Movie Review: The Water Diviner

“The Water Diviner” (releasing in April in USA) is the directorial debut of Russell Crowe, and he directs and stars in a fine period war drama set directly after World War I.

The premise of the story, supposedly inspired by real events, shows an Australian man travelling to Turkey after to find his three sons who were killed in the Battle of Gallipoli.

Crowed weaves some fine storytelling and some beautiful cinematography to bring to life both Australia and chaotic Turkey at the end of WWI as the Ottoman Empire is being carved up on all sides.

There’s a lot of great performances, including Olga Kurylenko who plays the beautiful hotel hostess where Crowe’s character stays in Istanbul during his trip. The little boy playing Olga’s son is simply adorable, and he develops a tender and believable relationship with Crowe’s character.
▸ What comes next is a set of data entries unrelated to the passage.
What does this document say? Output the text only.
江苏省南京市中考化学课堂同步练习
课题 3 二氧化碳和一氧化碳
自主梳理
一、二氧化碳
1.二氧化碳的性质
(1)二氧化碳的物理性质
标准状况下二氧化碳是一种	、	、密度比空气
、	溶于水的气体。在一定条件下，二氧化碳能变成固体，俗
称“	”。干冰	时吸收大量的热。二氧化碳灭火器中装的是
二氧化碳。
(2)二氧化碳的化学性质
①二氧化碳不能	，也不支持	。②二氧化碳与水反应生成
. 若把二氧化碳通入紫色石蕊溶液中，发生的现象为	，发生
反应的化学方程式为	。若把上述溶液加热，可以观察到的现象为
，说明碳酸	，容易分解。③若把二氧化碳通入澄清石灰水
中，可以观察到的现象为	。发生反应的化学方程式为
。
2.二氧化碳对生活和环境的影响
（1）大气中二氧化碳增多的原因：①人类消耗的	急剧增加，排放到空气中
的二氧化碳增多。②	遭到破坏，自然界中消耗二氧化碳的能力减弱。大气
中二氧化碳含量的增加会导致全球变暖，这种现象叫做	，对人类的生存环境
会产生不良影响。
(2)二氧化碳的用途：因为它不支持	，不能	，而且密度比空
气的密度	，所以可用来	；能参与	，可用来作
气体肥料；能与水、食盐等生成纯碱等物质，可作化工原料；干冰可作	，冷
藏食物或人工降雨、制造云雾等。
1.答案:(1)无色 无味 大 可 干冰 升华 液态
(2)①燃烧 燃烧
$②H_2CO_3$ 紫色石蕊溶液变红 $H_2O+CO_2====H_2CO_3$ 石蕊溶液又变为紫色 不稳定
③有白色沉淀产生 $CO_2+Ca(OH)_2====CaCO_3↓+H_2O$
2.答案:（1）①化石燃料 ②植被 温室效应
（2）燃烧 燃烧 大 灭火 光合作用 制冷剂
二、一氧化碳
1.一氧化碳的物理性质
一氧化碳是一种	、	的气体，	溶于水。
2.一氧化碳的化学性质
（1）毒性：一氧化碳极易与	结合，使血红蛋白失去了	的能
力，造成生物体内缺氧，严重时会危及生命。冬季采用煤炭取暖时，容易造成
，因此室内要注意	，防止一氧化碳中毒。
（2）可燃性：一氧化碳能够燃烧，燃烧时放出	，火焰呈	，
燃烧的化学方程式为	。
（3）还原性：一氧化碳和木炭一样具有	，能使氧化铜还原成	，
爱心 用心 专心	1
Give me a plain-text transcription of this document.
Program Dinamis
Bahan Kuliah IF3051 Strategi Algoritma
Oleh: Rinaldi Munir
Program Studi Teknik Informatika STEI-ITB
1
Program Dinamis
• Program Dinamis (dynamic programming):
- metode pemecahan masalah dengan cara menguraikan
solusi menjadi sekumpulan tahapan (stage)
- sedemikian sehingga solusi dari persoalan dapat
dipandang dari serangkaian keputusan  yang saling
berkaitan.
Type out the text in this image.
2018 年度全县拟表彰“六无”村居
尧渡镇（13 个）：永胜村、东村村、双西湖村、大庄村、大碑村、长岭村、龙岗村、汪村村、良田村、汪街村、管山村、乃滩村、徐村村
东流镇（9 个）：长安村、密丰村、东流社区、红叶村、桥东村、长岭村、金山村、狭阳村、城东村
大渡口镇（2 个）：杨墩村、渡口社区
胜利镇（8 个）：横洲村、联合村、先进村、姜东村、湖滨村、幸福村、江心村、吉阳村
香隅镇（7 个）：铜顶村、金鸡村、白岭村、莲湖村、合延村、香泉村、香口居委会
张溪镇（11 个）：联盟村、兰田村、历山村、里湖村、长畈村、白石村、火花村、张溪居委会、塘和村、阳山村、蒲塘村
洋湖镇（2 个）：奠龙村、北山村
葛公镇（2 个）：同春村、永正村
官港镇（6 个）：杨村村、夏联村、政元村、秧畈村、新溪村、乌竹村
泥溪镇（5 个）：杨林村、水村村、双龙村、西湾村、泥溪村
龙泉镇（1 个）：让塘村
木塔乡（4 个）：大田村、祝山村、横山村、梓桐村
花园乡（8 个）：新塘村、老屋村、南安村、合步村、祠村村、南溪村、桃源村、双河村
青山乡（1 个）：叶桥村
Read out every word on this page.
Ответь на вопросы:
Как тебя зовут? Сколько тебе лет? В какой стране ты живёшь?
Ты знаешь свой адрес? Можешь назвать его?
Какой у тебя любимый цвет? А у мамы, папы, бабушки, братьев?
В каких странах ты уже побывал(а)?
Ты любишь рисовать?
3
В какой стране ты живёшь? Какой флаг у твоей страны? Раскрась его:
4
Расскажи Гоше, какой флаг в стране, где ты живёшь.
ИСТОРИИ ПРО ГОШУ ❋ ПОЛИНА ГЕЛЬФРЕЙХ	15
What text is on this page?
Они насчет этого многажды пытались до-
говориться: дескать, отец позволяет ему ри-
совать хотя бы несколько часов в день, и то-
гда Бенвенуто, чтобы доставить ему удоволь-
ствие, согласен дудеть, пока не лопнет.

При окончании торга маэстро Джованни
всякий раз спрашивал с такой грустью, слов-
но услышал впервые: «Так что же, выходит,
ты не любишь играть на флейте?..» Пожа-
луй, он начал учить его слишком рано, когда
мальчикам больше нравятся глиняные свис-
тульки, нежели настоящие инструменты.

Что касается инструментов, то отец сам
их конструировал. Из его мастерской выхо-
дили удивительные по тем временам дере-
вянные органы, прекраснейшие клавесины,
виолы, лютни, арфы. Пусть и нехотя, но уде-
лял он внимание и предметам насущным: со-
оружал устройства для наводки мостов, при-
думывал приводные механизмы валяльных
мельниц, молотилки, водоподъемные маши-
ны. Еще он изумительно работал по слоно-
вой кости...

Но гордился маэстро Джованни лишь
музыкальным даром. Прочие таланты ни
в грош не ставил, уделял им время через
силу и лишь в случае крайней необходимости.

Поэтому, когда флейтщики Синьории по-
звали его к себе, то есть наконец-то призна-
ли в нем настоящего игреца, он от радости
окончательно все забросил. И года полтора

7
There are intense and vivid war scenes which rightfully illustrate the barbarity of Gallipoli. The story itself leans towards the sentimental and works towards an ending where peace can be found – or at least as much peace and resolution possible within these difficult set of circumstances.

The weaknesses of the script come from the title itself. At the beginning, Crowe’s character uses the divining rods to locate water on the Australian prairie, but a lot about his powers  of perception are too underplayed and unclear once he is trying to find the bodies on the peninsula in Turkey. He someone just knows where they are, and there is another rather ridiculous revelation which comes through a dream. I won’t play spoiler here. But these two weaken the plot and especially weaken the title of the movie which implies that he has some power to discover things – but it’s never explained let alone explored.

But overall, these are minor criticism. “The Water Diviner” is a first-rate Australian production which I recommend.